Of course, English comes from German.
I can't tell whether you are being sarcastic or not. But please talk to the japanese person in /nihongo/. I feel kinda bad already for having invited him and now nobody talking to him.
>67
Yes, I'm pulling your leg - well, half of it.
The point I'm making is that come as cum is more widely used in English than in other languages, and that kita has nothing to do with the English come.
Amusingly, if we go to the Indo-European root of come it means "come, go." ^^
My Japanese is very poor, I use a lot of tools to barely manage to translate Japanese to English. I still haven't memorized all hiragana and barely none of katakana (pathetic, I know...) I can pull out a few pre-made sentences but not have a conversation, especially not if there are kanji used. I don't know what kanji to use in what situation. As for the grammar structure of a sentence, I don't know the rules.

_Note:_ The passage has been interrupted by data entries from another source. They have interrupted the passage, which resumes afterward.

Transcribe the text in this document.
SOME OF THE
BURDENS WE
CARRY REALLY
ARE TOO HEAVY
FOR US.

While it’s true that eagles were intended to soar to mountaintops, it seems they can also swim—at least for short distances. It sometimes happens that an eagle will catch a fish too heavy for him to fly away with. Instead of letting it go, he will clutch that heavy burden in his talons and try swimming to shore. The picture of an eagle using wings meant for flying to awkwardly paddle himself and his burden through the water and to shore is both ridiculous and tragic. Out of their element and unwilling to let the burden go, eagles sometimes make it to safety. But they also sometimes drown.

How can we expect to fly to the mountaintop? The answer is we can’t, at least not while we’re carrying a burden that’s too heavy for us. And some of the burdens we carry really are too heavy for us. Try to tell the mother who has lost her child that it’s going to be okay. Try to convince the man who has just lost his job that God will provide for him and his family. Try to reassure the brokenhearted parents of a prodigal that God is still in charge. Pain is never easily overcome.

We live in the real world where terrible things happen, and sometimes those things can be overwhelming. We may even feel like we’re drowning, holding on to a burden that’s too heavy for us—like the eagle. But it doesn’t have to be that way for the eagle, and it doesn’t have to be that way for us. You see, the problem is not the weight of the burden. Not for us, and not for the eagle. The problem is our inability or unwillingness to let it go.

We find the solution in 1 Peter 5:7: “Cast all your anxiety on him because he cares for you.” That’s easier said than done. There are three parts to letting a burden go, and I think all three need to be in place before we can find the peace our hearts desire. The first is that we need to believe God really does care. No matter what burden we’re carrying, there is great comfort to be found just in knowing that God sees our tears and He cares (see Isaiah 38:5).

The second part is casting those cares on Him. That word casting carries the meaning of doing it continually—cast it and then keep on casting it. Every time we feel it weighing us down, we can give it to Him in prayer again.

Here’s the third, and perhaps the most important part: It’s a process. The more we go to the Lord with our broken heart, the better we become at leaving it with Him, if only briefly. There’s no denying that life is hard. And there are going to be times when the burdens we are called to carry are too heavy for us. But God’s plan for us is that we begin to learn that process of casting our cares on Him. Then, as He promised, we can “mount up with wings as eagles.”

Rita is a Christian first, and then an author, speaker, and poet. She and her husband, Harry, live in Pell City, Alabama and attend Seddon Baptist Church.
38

Most of us in that group seem to be as clueless. One poster asked for clarification of why a grammar structure was wrong and never got answered, for example.
> come as cum is more widely used in English than in other languages
No, at least in German it is used just as often, if not more often. In German it also isn't "to reach orgasm" but "to come to orgasm".
> Amusingly, if we go to the Indo-European root of come it means "come, go."
That is not all too un-common. The most basic terms that origin in the most primitive languages have often had one word for the term itself and its opposite.
> Most of us in that group seem to be as clueless.
Then ask. There's someone there who would be willing to answer now, it seems.
But it's just an opportunity, anyway.